Treating food as medicine in policymaking will save hundreds of thousands of lives and billions of dollars, said Friedman School’s Dariush Mozaffarian
Dariush Mozaffarian, director of the Food is Medicine Institute at the Friedman School of Nutrition Science and Policy at Tufts University, spoke before a United States Senate committee on Tuesday afternoon, May 21, to argue for quick Congressional action on bolstering food is medicine (FIM) initiatives throughout the country.
The food is medicine approach centers on using nutrition, by way of actual food, to prevent, treat, and manage disease, he explained to the Subcommittee on Primary Health and Retirement Security. This can involve medically tailored meals and prescriptions for produce, nutrition education for doctors, and more.
“Food is medicine can improve health and save money. There’s almost nothing in health care that can do both of those things,” said Mozaffarian, who is Jean Mayer Professor of Nutrition at the Friedman School, where he was the dean for eight years. He is also a professor at Tufts University School of Medicine. “It’s time for Congressional action to help bring food is medicine to the American people.”
Measurable Health Benefits
Poor nutrition, Mozaffarian told senators, is the leading cause of death and disability in the United States, with the typical American diet—high in refined starch, sugar, salt, and other additives and low in fruits, vegetables, nuts, beans, whole grains, seafood, and yogurt—causing an estimated 10,000 deaths, 1,500 new cases of cancer, and 16,000 new cases of diabetes each week.
“Over the course of any given year, I see and speak to thousands of Americans who know in their gut that our food is making them sick, and yet feel helpless do anything about it. This inability to eat well is literally lethal,” Mozaffarian said.
Food is medicine treatments have proven to improve blood pressure, mental health, and disease self-management, and reduce body mass index and the potential for complications from diabetes, he said.
Cost-saving Power
Such treatments also can save money compared to other common medical interventions, Mozaffarian pointed out, especially when targeted to high-risk patients with complex medical conditions.
In an analysis he contributed to with Friedman School colleagues, a state’s medically tailored meals program resulted in net annual savings of $9,000 for each patient treated, even after accounting for the costs of the program.
Based on his own research, he also estimated that about 6 million Americans qualify for medically tailored meals, and that providing them would save nearly $14 billion annually.
The Importance of Access
While FIM programs are accelerating across the country, Mozaffarian said, most Americans can’t access them, partly because of the way Medicare and commercial health insurance plans work. Other obstacles include a lack of FIM vendors and suppliers and medical education among healthcare providers.
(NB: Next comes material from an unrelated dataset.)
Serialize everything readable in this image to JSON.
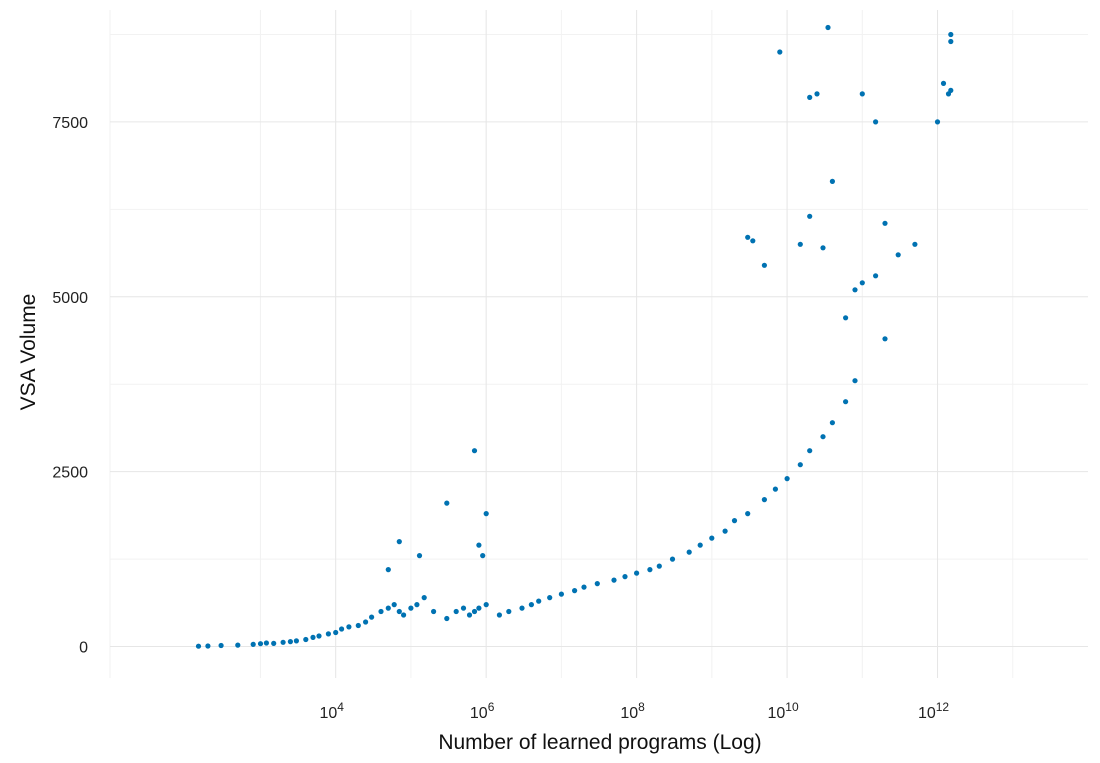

Mozaffarian called upon Congress to update policies to allow greater access to FIM programs across the country and a greater overall benefit from the FIM approach.
“The nation is at a tipping point to accelerate FIM,” he said. “More research and implementation projects are critical to assess which FIM programs work best for which patients.”
Specifically, Mozaffarian said, Congress should create policies that support FIM programs at community health centers, which serve the most vulnerable Americans. Congress should also advance FIM in Medicare, he said, and encourage the Center for Medicare and Medicaid Intervention to incorporate and test FIM approaches in their pilot programs.
A Matter of National Health and Security
The effects of such updated policies will be far-reaching, Mozaffarian said.
On top of making hundreds of millions of individuals sick, poor nutrition contributes to large-scale problems across the country, he pointed out. It causes an estimated $1.1 trillion in economic losses every year from preventable healthcare spending and lost productivity. It affects budgets at every level, from households to businesses to state and federal governments.
Poor nutrition is also “an urgent matter of national security,” he said: Nearly 8 in 10 young Americans do not qualify for military service, largely because they are overweight or obese.
And it disproportionately affects low-income and historically marginalized communities, driving societal discord, he said.
“If you want to do the things that you believe are important for the American people,” he told senators, “you will never have the funds you need until we reduce healthcare spending. And healthcare spending will never go down until we fix food.”